Traditionally, managing risk for on-premise environments was done by putting sensitive information behind firewalls to protect and minimize risk of intrusion and data exfiltration. But today, nearly all organizations are moving towards a Hybrid Cloud. The Marriott data breach revealed in February 2020 leveraged legitimate insider credentials. The detection was more than a month after the breach occurred. However, malicious activities can happen accidentally by setting up the VMs and AWS resources to allow public access to any IP. According to Gartner, "through 2025, 99% of cloud security failures will be the customer's fault." Due to the shared responsibility model, most cloud providers require for use organizations can potentially increase the attack surface if not planning for security, compliance and risk mitigation as key pillars of migration and hybrid use.
While the cloud providers have evolved their toolsets, but still fall short of organizing all the requisite information to detect anomaly and threats. Organizations are simultaneously attempting to use traditional, on-premise tools like SIEM, IAM, and CASB that also fall short of security and compliance objectives because there is no business context that filters past high-risk, low value alters. Not all risk is equal.

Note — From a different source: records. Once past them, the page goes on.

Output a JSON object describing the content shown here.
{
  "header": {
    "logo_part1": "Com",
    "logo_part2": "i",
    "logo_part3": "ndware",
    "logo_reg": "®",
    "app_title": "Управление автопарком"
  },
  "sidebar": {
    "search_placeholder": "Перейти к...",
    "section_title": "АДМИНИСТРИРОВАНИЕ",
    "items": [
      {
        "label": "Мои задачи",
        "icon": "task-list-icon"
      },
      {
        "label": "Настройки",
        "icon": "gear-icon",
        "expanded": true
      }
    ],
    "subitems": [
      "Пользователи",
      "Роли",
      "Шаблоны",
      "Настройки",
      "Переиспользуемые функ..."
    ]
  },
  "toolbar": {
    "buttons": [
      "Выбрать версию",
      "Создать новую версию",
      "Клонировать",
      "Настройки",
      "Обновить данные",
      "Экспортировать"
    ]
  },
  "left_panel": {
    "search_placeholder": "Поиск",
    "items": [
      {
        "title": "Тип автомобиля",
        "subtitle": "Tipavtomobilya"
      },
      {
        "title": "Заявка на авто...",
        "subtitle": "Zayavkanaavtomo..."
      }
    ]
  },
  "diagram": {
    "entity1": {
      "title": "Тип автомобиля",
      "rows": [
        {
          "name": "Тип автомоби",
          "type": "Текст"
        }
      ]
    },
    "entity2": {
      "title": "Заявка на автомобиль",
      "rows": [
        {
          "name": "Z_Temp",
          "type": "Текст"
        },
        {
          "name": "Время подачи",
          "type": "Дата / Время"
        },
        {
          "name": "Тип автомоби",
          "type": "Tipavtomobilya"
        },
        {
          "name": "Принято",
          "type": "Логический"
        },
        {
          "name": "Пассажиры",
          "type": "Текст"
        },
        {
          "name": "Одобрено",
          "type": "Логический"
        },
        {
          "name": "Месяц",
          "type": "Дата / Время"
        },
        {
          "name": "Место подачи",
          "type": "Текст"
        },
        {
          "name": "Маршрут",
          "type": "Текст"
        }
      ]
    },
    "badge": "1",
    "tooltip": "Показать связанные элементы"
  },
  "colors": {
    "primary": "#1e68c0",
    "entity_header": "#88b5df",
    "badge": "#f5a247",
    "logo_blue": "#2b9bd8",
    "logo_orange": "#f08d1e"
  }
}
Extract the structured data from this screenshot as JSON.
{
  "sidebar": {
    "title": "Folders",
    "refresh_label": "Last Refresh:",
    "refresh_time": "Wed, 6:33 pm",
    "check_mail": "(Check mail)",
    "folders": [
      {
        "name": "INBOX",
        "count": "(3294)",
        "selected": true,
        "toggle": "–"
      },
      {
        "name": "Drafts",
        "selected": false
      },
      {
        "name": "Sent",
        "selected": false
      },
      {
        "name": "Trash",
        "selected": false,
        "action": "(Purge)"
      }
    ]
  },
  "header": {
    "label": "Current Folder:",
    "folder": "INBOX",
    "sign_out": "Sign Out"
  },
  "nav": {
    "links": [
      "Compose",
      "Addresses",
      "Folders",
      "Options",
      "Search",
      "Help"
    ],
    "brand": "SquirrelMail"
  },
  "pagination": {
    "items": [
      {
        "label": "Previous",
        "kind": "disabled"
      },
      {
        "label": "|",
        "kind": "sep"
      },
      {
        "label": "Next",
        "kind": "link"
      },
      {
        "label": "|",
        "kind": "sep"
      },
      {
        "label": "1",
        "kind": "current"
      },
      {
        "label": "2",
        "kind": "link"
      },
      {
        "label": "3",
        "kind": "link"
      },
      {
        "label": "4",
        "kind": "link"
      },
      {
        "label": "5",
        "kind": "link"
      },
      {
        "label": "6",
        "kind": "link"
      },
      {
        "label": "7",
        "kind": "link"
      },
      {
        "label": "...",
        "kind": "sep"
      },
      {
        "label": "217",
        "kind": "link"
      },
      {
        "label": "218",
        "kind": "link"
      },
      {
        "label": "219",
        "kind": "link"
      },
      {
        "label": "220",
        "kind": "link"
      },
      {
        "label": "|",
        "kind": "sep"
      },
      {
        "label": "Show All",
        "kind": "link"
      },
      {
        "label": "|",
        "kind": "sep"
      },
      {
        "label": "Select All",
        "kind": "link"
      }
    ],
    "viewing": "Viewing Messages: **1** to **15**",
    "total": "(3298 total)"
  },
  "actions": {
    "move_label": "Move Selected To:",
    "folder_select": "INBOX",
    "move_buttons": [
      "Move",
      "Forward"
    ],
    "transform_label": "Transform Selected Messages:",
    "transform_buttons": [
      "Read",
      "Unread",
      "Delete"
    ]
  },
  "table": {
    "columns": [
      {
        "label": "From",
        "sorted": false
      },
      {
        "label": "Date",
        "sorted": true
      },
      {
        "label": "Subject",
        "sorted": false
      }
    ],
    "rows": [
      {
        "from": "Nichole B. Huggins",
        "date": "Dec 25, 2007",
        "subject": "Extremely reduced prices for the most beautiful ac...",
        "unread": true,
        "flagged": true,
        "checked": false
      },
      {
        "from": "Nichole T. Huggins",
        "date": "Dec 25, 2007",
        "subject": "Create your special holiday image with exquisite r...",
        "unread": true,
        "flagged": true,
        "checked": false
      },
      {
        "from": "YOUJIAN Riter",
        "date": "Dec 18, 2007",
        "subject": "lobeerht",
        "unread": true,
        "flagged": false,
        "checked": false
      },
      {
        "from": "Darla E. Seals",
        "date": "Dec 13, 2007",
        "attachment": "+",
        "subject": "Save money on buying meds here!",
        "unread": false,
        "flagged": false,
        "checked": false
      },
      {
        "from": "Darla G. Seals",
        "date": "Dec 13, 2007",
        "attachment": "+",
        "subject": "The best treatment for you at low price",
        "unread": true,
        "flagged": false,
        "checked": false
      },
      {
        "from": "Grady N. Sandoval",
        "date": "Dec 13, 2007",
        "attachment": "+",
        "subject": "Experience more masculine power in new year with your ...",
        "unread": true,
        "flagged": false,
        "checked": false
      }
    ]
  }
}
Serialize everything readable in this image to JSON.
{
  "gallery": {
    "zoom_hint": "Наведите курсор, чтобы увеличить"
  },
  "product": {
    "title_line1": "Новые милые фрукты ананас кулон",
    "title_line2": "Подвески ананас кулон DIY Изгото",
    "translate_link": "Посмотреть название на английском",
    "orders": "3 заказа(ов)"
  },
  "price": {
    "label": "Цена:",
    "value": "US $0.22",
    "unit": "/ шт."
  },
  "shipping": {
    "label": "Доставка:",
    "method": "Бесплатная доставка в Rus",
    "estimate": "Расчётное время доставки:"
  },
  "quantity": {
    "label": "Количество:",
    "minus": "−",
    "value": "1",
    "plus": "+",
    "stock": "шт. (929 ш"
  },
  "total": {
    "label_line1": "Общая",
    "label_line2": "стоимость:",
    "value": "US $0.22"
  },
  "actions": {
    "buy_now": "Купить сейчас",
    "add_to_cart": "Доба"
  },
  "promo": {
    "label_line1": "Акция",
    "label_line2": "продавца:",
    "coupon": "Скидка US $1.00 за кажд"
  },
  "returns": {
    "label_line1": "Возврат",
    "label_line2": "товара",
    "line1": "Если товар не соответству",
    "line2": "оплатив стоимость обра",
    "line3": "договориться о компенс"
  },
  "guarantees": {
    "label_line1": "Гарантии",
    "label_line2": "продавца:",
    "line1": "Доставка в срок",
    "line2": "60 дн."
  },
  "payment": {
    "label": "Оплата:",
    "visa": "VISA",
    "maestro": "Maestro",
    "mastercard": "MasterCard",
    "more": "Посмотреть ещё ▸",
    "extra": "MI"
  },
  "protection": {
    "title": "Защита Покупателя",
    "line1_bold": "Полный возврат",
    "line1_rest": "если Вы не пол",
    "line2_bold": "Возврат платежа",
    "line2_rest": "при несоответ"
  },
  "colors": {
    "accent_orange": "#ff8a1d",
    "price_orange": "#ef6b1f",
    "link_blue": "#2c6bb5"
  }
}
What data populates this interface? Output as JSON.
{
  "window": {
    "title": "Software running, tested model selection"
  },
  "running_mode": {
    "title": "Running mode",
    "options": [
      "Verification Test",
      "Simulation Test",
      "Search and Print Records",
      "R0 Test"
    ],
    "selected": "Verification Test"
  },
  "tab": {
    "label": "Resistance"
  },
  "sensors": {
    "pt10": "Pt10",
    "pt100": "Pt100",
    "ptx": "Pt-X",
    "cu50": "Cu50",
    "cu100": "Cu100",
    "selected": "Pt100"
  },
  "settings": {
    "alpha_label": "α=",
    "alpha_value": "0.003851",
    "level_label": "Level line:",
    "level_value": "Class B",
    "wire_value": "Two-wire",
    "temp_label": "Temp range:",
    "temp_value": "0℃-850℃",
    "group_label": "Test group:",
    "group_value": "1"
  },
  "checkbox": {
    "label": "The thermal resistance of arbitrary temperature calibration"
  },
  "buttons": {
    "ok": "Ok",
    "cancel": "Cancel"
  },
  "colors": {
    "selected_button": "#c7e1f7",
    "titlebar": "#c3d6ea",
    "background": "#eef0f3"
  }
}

There are numerous where traditional tools are incapable of injecting business logic, so high-value targets (resources and data with business and compliance relevance) are never prioritized.
Data visualization has increasingly become a necessity of deciphering through complex relationships between a vast network and numerous access possibilities. Each cloud provider, with the intent of flexibility, has enabled numerous methods of securing resources. Accounts, Groups, Policies, Roles, and more recently, Active Directory accounts and groups are managed in silos. They typically require heavy scripting to gain visibility into who and what has access to your VMs, EC2, S3, Serverless and Container resources.